OBJECTIVE: To identify healthcare professionals' knowledge, self-reported use, and documentation of clinical decision aids (CDAs) in a large ED in Australia, to identify behavioural determinants influencing the use of CDAs, and healthcare professionals preferences for integrating CDAs into the electronic medical record (EMR) system.
METHODS: Healthcare professionals (doctors, nurses and physiotherapists) working in the ED at the Gold Coast Hospital, Queensland were invited to complete an online survey. Quantitative data were analysed using descriptive statistics, and where appropriate, mapped to the theoretical domains framework to identify potential barriers to the use of CDAs. Qualitative data were analysed using content analysis.

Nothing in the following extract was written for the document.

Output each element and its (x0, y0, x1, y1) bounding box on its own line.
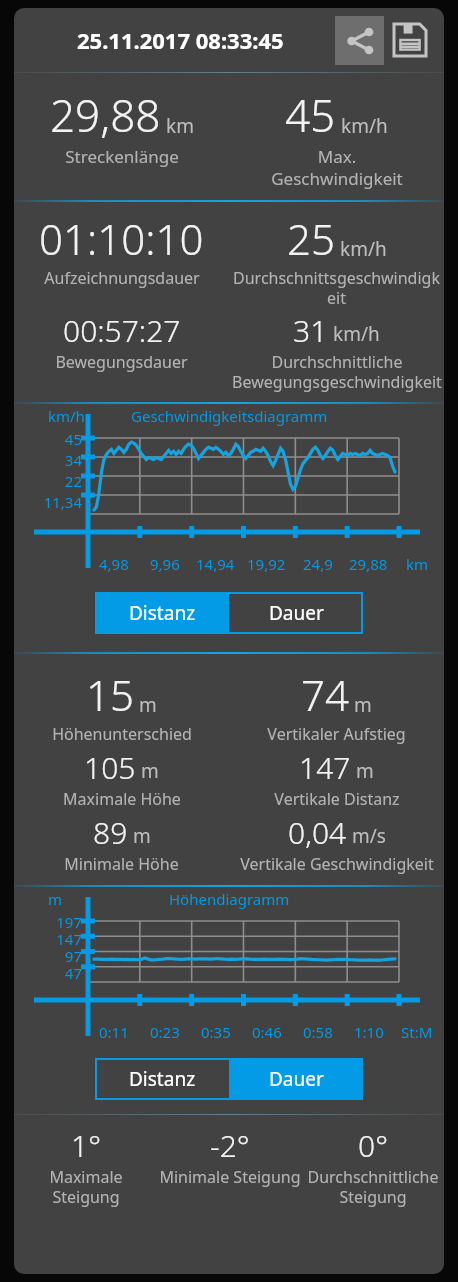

RESULTS: Seventy-four healthcare professionals (34 medical officers, 31 nurses and nine physiotherapists) completed the survey. Healthcare professionals' knowledge and self-reported use of 21 validated CDAs was low but differed considerably across CDAs. Only 4 out of 21 CDAs were reported to be used 'sometimes' or 'always' by the majority of respondents (Ottawa Ankle Rule for ankle injury, Wells' criteria for pulmonary embolism, Wells' criteria for deep vein thrombosis and PERC rule for pulmonary embolism). Most respondents wanted to increase their use of valid and reliable CDAs and supported the integration of CDAs into the EMR to facilitate their use and support documentation. Potential barriers impacting the use of CDAs represented three theoretical domains of knowledge, social/professional role and identity, and social influences.
CONCLUSIONS: CDAs are used variably by healthcare professionals and are inconsistently applied in the clinical encounter. Preferences of healthcare professionals need to be considered to allow the successful integration of CDAs into the EMR.